Já não se fazem bandas como antigamente. Sendo assim, gosto de pensar que hoje em dia se fazem bandas como os LCD Soundsystem, e nada mais evidencia a possibilidade do grupo norte-americano liderado pelo carismático vocalista, multi-instrumentalista e produtor James Murphy ser o sinal de uma grande mudança como a sua despedida bizarra do mundo da música.
Para um fã devoto, ver a sua banda preferida terminar transborda de vários níveis de trauma; por um lado, a surpresa, pois costuma acontecer de forma abrupta e imprevisível, e por outro, a perspectiva de que nunca terá a oportunidade de se despedir desta apropriadamente. Os LCD Soundsystem terminaram – e no entanto conseguiram desviar-se o máximo possível da faceta traumática que o ato proporcionaria. O projecto não viu o seu fim devido a qualquer acontecimento trágico mas sim a um desejo quase estupidamente simples; o desejo de parar de fazer música. E ainda mais, proporcionaram aos fãs uma oportunidade de despedida, num estrondoso concerto no Madison Square Garden. Escolhida para caracterizar todo o processo foi a ideia de que “se isto é um funeral, vamos fazer o melhor funeral de sempre”.

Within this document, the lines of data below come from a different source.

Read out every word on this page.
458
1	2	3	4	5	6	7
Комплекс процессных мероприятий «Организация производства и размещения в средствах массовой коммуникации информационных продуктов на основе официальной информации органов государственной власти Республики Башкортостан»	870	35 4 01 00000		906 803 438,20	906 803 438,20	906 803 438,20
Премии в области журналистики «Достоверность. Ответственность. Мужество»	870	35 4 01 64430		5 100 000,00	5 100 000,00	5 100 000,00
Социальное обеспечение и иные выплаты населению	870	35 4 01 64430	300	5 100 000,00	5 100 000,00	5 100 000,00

Deixam um legado de três discos, LCD Soundsystem, de 2005, Sound Of Silver, de 2007, e por fim, This Is Happening, de 2010.
Talvez fosse mais sensato começar por tentar classificar que género de ruído é que os LCD Soundsystem produziram enquanto existentes. No entanto, a realidade é que a sua formação também deve carecer de um qualquer elemento das bandas de antigamente, ou seja, a conformidade a um estilo único. Assemelham-se a uma espécie de dance-punk revival que lembra ao longe Talking Heads ou New Order. No entanto, em This Is Happening, James Murphy e companhia parecem como que abandonar as suas tendências punk de outrora e debruçar-se mais do que nunca sobre a pista de dança, tecendo cuidadosamente nove faixas, a maior parte delas de grande duração, que se erguem ao longo de vários minutos, antes de tombarem, exaustas, sobre si mesmas.
Em This Is Happening, os LCD Soundsystem vêm-se evoluir consideravelmente, adquirindo um som mais maturo e completo. O disco vê-se começar pela deliciosa “Dance Yrself Clean”, que começa tímida e minimalista, até se ver levada por uma onda de sintetizadores que impelem a melodia inicial gloriosamente. Outros pontos altos do disco incluem “Drunk Girls”, a música mais “comercial” (devido à sua curta duração), “All I Want”, uma música de amor que transborda doçura na simplicidade do seu riff (talvez até tenha na sua simplicidade um encanto semelhante a uma distante “New York, I Love You But You’re Bringing Me Down”) e a exuberantemente alegre última faixa, “Home”. No entanto, o estrelato pertence de facto a uma enorme “I Can Change” – uma melodia aparentemente básica e com uma letra que chega a ser caricatamente amadora, mas que se vê ensaboada pela produção aguçada de Murphy, culminando numa arrebatadora explosão de sintetizadores e ritmos que dificilmente vão abandonar a memória do ouvinte.
Apesar de algumas faixas serem apenas demasiado longas e se verem estranguladas pela sua própria construção delicada e possivelmente tediosa, como “Somebody’s Calling Me”, This Is Happening é, sem dúvida, um disco que não deixará ninguém com dois ouvidos indiferente, até porque o empenho e trabalho com o qual foi elaborado é quase palpável, tornando as suas poucas falhas algo enternecedoras. Não é, porém, um disco imediato; as músicas surgem sem pressa e vão fazendo o seu percurso lentamente, parando aqui, ali, demorando-se o tempo que for preciso, o que não irá surtir o mesmo efeito em todos os ouvintes. Não obstante, é uma experiência completamente diferente de tudo o resto.
Em “I Can Change”, Murphy propõe inocentemente “dance with me until I feel alright”. Todo o This Is Happening ergue-se sobre uma construção de um cenário de funeral-discoteca apocalíptico, no qual criaturas dançantes desconhecidas e anónimas se balançam na pista de dança, deixando as suas lamúrias do dia-a-dia verem-se afogadas nos sintetizadores e batuques que inspiram um bem-estar inexplicável. É caso para dizer; “Se isto é um funeral, vamos fazer o melhor funeral de sempre”. Por agora, resta-nos esperar que This Is Happening não seja um adeus definitivo mas sim um até à próxima a James Murphy e companhia.